On Fri, Sep 21, 2012 at 5:11 AM, Kazu Yamamoto
Hello,
Ignoring this, I think I can summarize:
- Data.ByteString.Char8 has no performance penalty: "w2c" uses "unsafeChr" which is a no-op, and GHC.Word has a RULES pragma making the "fromIntegral" also free (it's a narrow8Word#) - for some reason GHC is generating worse code for the Word8 versions of toLower than it is for the Char equivalents - consequently, there seems to be no reason to use the word8 library: not only is it not faster, it's actually a pessimization.
My dictionary does not have the word "pessimization". Would you explain what do you want to say with other words?

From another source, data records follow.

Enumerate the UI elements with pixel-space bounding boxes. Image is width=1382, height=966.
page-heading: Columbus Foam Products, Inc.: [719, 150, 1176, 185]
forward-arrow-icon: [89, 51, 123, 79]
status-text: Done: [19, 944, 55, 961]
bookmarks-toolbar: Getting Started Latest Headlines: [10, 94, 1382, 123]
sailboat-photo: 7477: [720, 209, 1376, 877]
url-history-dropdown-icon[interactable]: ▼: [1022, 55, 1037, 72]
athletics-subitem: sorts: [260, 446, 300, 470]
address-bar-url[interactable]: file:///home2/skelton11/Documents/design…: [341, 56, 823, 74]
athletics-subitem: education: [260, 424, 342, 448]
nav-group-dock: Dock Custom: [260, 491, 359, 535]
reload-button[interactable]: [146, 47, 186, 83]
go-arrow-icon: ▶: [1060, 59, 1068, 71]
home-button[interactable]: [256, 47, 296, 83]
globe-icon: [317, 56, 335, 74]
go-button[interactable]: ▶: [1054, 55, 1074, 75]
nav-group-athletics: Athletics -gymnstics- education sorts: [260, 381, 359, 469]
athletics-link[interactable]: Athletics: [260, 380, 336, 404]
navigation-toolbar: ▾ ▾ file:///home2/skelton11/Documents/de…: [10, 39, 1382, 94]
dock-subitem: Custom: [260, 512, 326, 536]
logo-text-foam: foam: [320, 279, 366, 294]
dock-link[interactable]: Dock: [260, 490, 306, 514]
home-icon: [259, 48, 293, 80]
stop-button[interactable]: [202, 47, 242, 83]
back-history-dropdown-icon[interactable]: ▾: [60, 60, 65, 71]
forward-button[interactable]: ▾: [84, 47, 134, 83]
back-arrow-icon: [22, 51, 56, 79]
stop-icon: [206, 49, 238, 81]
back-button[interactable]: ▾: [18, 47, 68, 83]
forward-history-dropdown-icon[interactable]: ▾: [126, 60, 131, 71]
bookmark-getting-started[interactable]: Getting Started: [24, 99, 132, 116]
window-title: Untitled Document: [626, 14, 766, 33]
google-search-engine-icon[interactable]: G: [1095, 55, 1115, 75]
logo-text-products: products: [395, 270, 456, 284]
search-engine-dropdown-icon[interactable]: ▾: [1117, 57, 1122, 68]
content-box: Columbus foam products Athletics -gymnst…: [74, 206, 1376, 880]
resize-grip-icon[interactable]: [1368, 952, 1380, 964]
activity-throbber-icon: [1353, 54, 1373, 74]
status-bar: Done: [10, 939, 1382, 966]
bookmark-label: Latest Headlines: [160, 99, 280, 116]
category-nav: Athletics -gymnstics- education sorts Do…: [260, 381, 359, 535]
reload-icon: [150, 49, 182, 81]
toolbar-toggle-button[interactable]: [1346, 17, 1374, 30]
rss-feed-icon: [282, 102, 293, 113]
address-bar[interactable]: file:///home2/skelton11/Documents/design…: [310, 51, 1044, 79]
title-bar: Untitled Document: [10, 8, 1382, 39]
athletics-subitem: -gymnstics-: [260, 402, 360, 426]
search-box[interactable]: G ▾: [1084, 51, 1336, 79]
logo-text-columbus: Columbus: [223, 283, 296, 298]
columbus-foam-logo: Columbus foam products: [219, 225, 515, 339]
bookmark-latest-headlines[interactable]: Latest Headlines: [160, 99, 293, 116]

It's a joke on "optimization" (see "optimism" vs "pessimism"), in other words making things slower rather than faster. Anyway, my understanding from this thread is:
- Data.ByteString.Char8 does not have performance penalty. So, we can use the character literal (e.g. 'H') with it for code readability.

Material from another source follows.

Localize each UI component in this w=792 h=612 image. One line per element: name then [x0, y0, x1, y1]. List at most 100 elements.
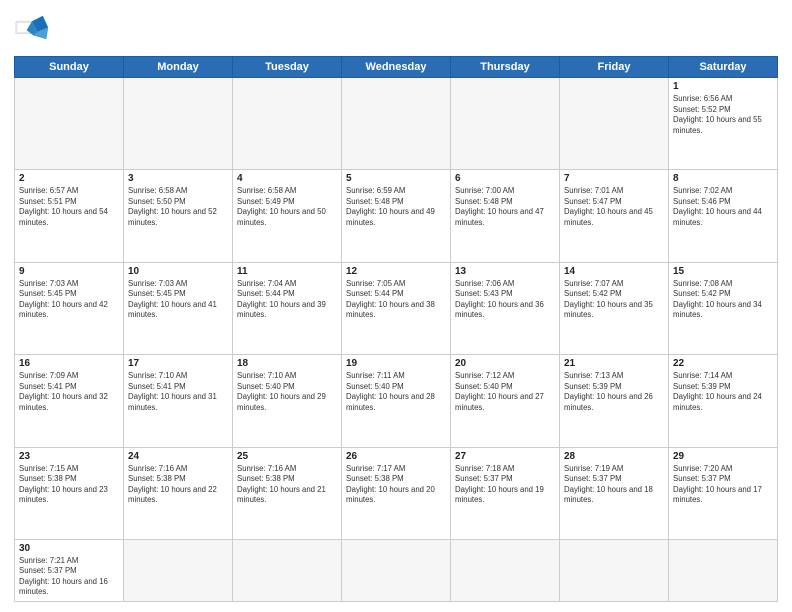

- But the utility functions in Data.Char is slow because it handles Unicode. So, we need faster utility functions specialized to Char.
Is this correct? Should I implement the char8 library (or include Data.Char8 in the word8 library)?
I know that Greg dislikes to have extra libraries but I think that sharing utility functions is a good thing.
Sounds correct to me. The only thing that's needed as far as I can tell is
specialized-to-ascii toUpper and toLower.
G
--
Gregory Collins